KnightsofNee's picture

lol! The state of our union is strong. And what is the combined national debt, both funded and unfunded liabilities? What a douche!

NOTW777's picture

he could just tell the truth:

we're broke, ben is running a ponzi scheme, big banks and unions are doing great and we have no leadership

FLUSA.com's picture

Obama just awoke from a cold sweat....realizing he REALLY IS the President of the US and not simply playing some SimCity/Farmvile game.....

Ivanovich's picture

Kudos to ZH.  Thank you for saving me the time in listening to that chump on television.  Now I can spend my time doing something productive. 



WestVillageIdiot's picture

" Now I can spend my time doing something productive. "

Like spanking the monkey.  At least you get a little exercise.  Listening to this empty suit provides no benefit to the listener.  In fact it does harm.  Your blod pressure will go up.  Your hatred of humanity will rise.  And the realization that we are truly fucked will probably keep you from getting a good night's rest. 

djsmps's picture

I'm 58. That may be the worst State of the Union address I've heard. I don't think I listened to any of Bush's speeches, though.

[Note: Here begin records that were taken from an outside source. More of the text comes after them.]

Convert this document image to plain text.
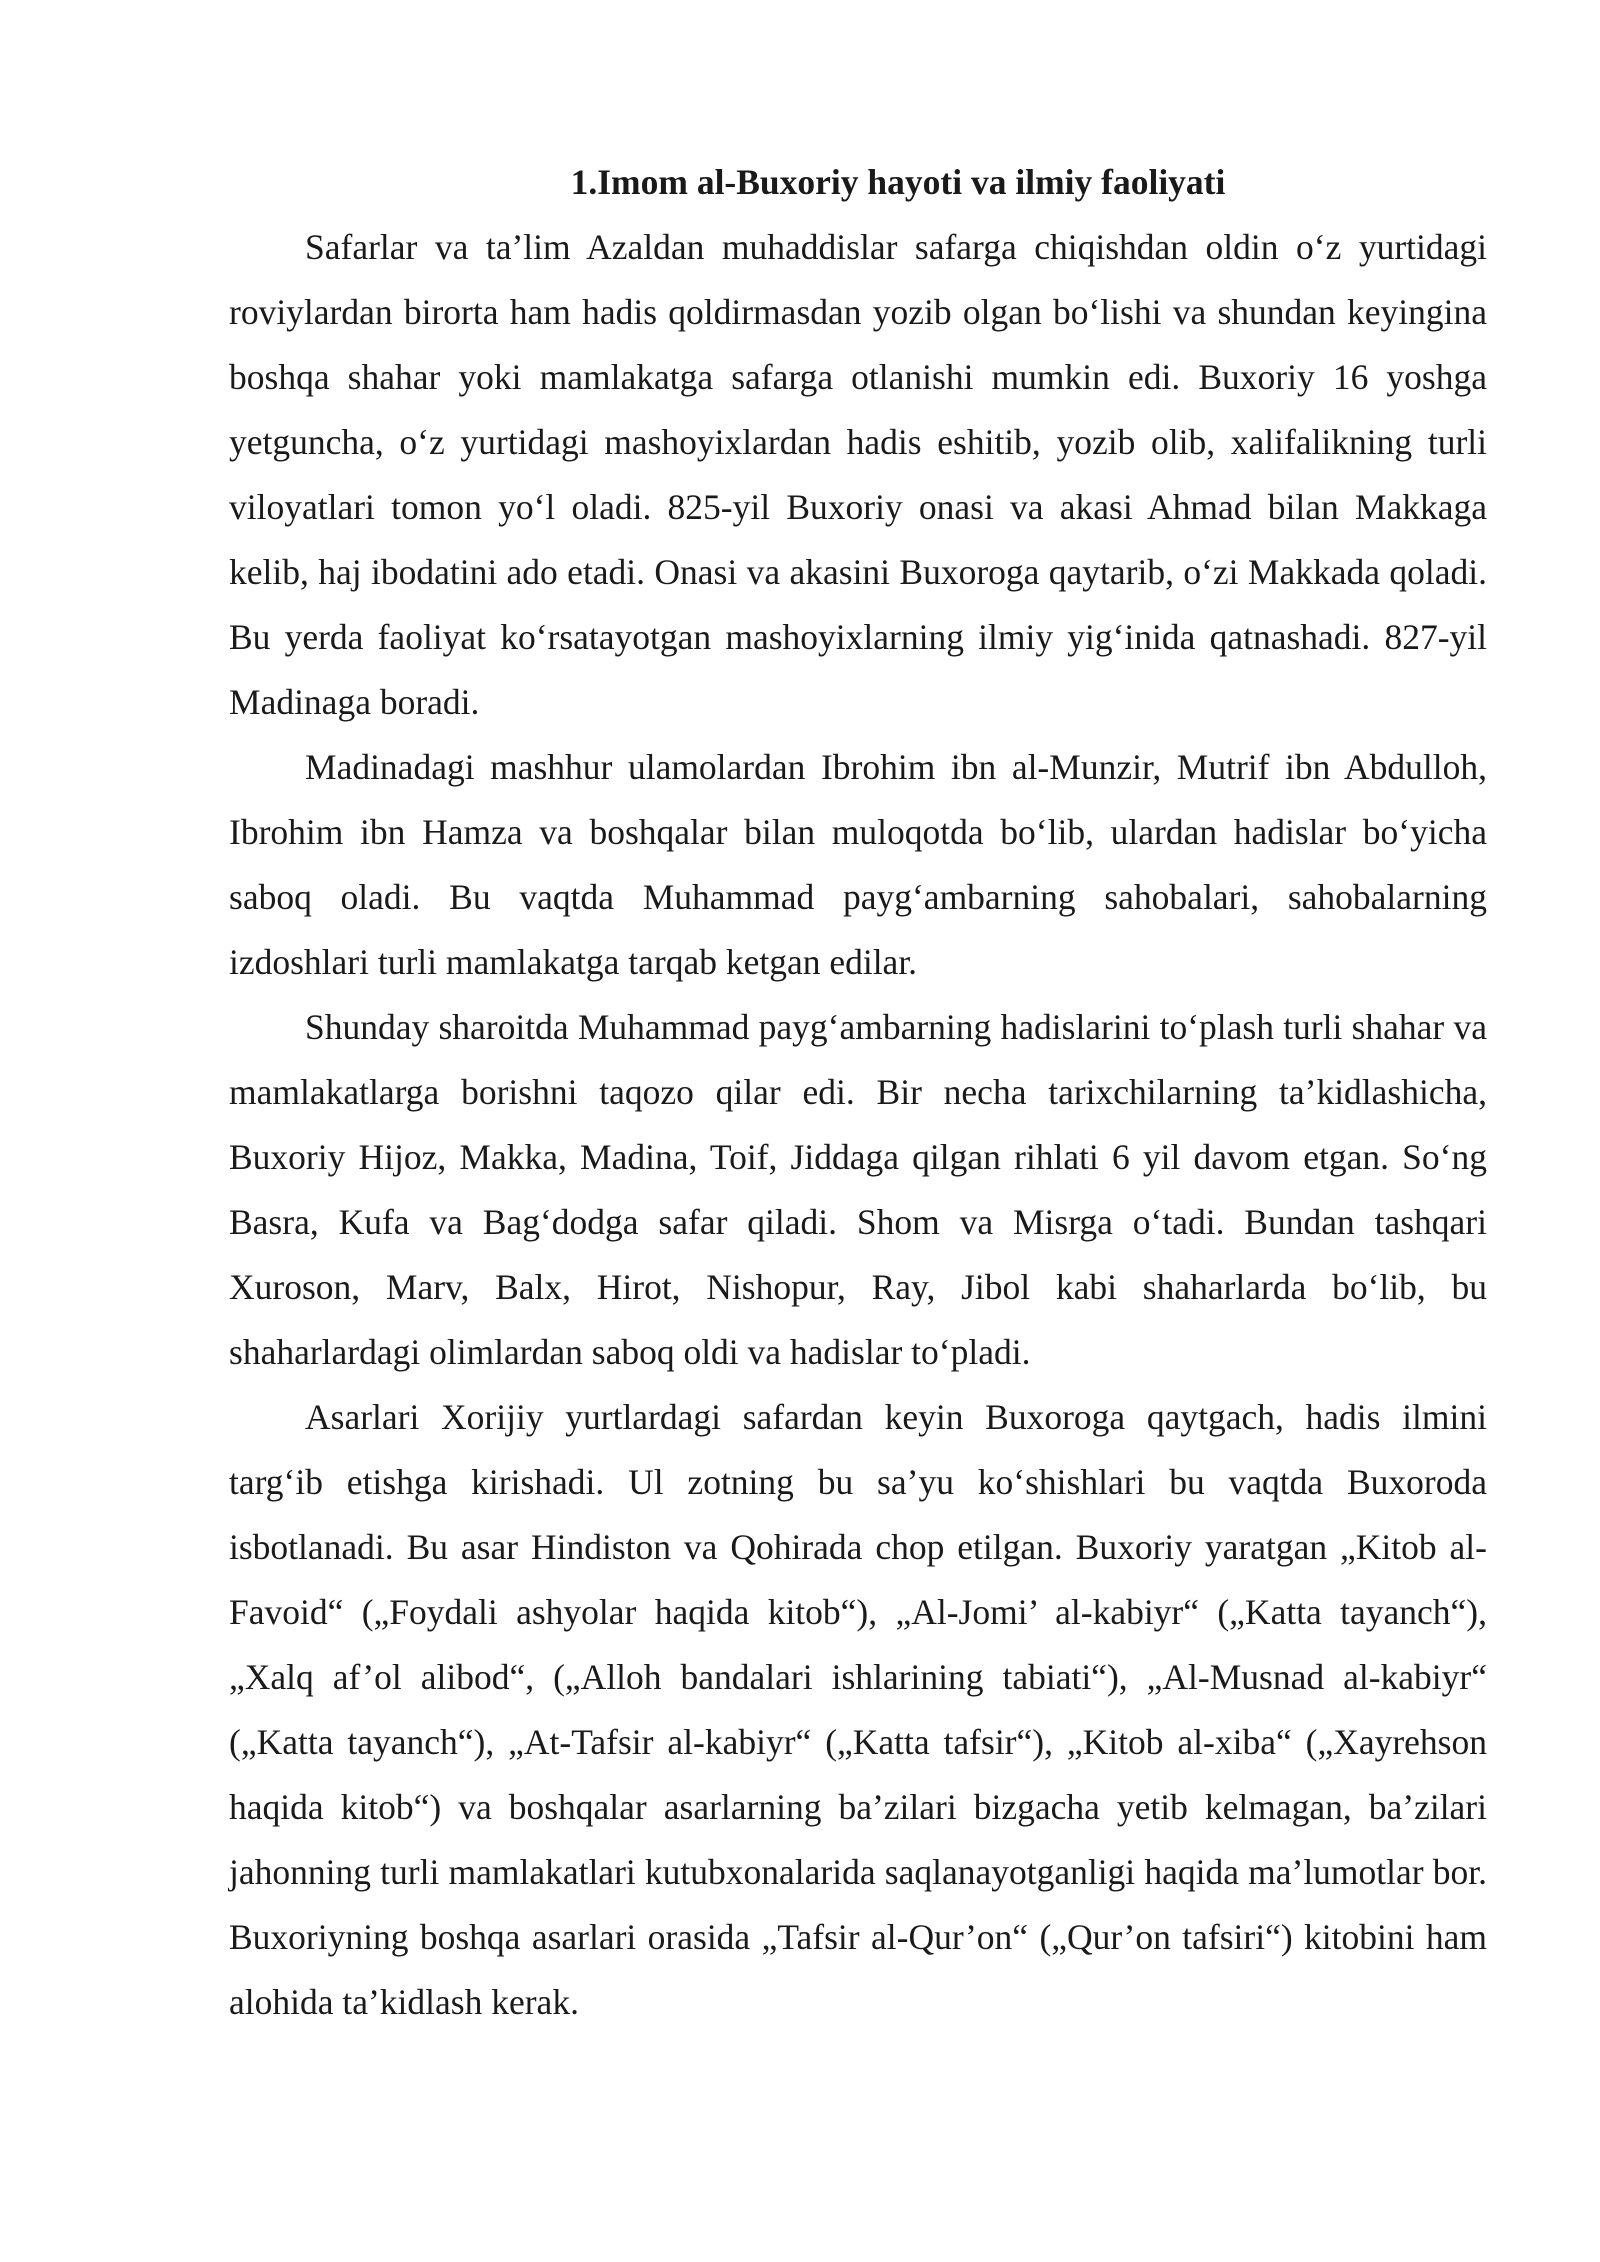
1.Imom al-Buxoriy hayoti va ilmiy faoliyati

Safarlar va ta’lim Azaldan muhaddislar safarga chiqishdan oldin o‘z yurtidagi roviylardan birorta ham hadis qoldirmasdan yozib olgan bo‘lishi va shundan keyingina boshqa shahar yoki mamlakatga safarga otlanishi mumkin edi. Buxoriy 16 yoshga yetguncha, o‘z yurtidagi mashoyixlardan hadis eshitib, yozib olib, xalifalikning turli viloyatlari tomon yo‘l oladi. 825-yil Buxoriy onasi va akasi Ahmad bilan Makkaga kelib, haj ibodatini ado etadi. Onasi va akasini Buxoroga qaytarib, o‘zi Makkada qoladi. Bu yerda faoliyat ko‘rsatayotgan mashoyixlarning ilmiy yig‘inida qatnashadi. 827-yil Madinaga boradi.

Madinadagi mashhur ulamolardan Ibrohim ibn al-Munzir, Mutrif ibn Abdulloh, Ibrohim ibn Hamza va boshqalar bilan muloqotda bo‘lib, ulardan hadislar bo‘yicha saboq oladi. Bu vaqtda Muhammad payg‘ambarning sahobalari, sahobalarning izdoshlari turli mamlakatga tarqab ketgan edilar.

Shunday sharoitda Muhammad payg‘ambarning hadislarini to‘plash turli shahar va mamlakatlarga borishni taqozo qilar edi. Bir necha tarixchilarning ta’kidlashicha, Buxoriy Hijoz, Makka, Madina, Toif, Jiddaga qilgan rihlati 6 yil davom etgan. So‘ng Basra, Kufa va Bag‘dodga safar qiladi. Shom va Misrga o‘tadi. Bundan tashqari Xuroson, Marv, Balx, Hirot, Nishopur, Ray, Jibol kabi shaharlarda bo‘lib, bu shaharlardagi olimlardan saboq oldi va hadislar to‘pladi.

Asarlari Xorijiy yurtlardagi safardan keyin Buxoroga qaytgach, hadis ilmini targ‘ib etishga kirishadi. Ul zotning bu sa’yu ko‘shishlari bu vaqtda Buxoroda isbotlanadi. Bu asar Hindiston va Qohirada chop etilgan. Buxoriy yaratgan „Kitob al-Favoid“ („Foydali ashyolar haqida kitob“), „Al-Jomi’ al-kabiyr“ („Katta tayanch“), „Xalq af’ol alibod“, („Alloh bandalari ishlarining tabiati“), „Al-Musnad al-kabiyr“ („Katta tayanch“), „At-Tafsir al-kabiyr“ („Katta tafsir“), „Kitob al-xiba“ („Xayrehson haqida kitob“) va boshqalar asarlarning ba’zilari bizgacha yetib kelmagan, ba’zilari jahonning turli mamlakatlari kutubxonalarida saqlanayotganligi haqida ma’lumotlar bor. Buxoriyning boshqa asarlari orasida „Tafsir al-Qur’on“ („Qur’on tafsiri“) kitobini ham alohida ta’kidlash kerak.
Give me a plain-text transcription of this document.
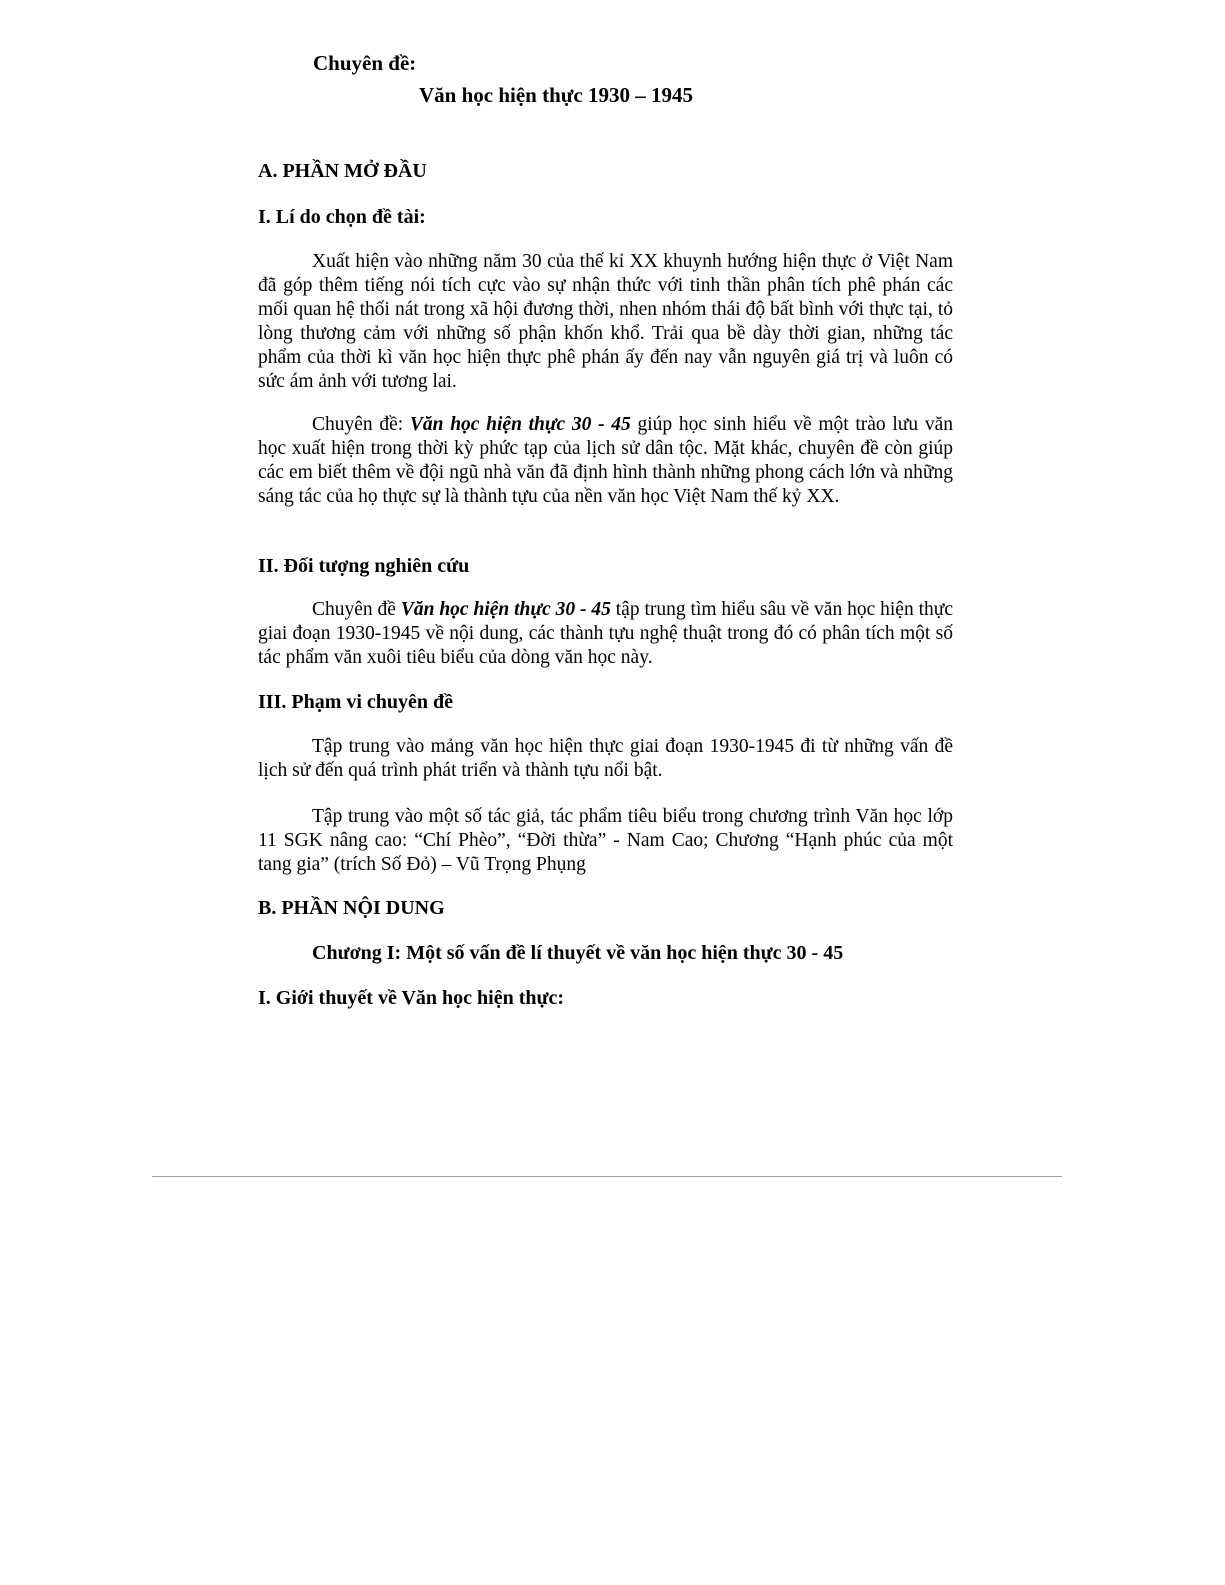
Chuyên đề:

Văn học hiện thực 1930 – 1945

A. PHẦN MỞ ĐẦU

I. Lí do chọn đề tài:

Xuất hiện vào những năm 30 của thế kỉ XX khuynh hướng hiện thực ở Việt Nam đã góp thêm tiếng nói tích cực vào sự nhận thức với tinh thần phân tích phê phán các mối quan hệ thối nát trong xã hội đương thời, nhen nhóm thái độ bất bình với thực tại, tỏ lòng thương cảm với những số phận khốn khổ. Trải qua bề dày thời gian, những tác phẩm của thời kì văn học hiện thực phê phán ấy đến nay vẫn nguyên giá trị và luôn có sức ám ảnh với tương lai.

Chuyên đề: Văn học hiện thực 30 - 45 giúp học sinh hiểu về một trào lưu văn học xuất hiện trong thời kỳ phức tạp của lịch sử dân tộc. Mặt khác, chuyên đề còn giúp các em biết thêm về đội ngũ nhà văn đã định hình thành những phong cách lớn và những sáng tác của họ thực sự là thành tựu của nền văn học Việt Nam thế kỷ XX.

II. Đối tượng nghiên cứu

Chuyên đề Văn học hiện thực 30 - 45 tập trung tìm hiểu sâu về văn học hiện thực giai đoạn 1930-1945 về nội dung, các thành tựu nghệ thuật trong đó có phân tích một số tác phẩm văn xuôi tiêu biểu của dòng văn học này.

III. Phạm vi chuyên đề

Tập trung vào mảng văn học hiện thực giai đoạn 1930-1945 đi từ những vấn đề lịch sử đến quá trình phát triển và thành tựu nổi bật.

Tập trung vào một số tác giả, tác phẩm tiêu biểu trong chương trình Văn học lớp 11 SGK nâng cao: “Chí Phèo”, “Đời thừa” - Nam Cao; Chương “Hạnh phúc của một tang gia” (trích Số Đỏ) – Vũ Trọng Phụng

B. PHẦN NỘI DUNG

Chương I: Một số vấn đề lí thuyết về văn học hiện thực 30 - 45

I. Giới thuyết về Văn học hiện thực:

It says nothing. We're screwed.

topcallingtroll's picture

Boring predictable platitudes. I cant believe i read that.....now seriously....what is paris hilton up to?

WestVillageIdiot's picture

I couldn't read it.  I just couldn't.  I spent ten minutes pulling rogue hairs out of my testicles.  It was much more rewarding. 

topcallingtroll's picture

Hmmm.....maybe i will give it a try.

WestVillageIdiot's picture

You want to pull rogue hairs out of my testicles?  That is sick.

topcallingtroll's picture

Well...you made it sound kinda interesting. Same.time next year?

WestVillageIdiot's picture

I'll be the one wearing the leather mask. 

seabiscuit's picture

That is a requisite part of the enhanced TSA pat down.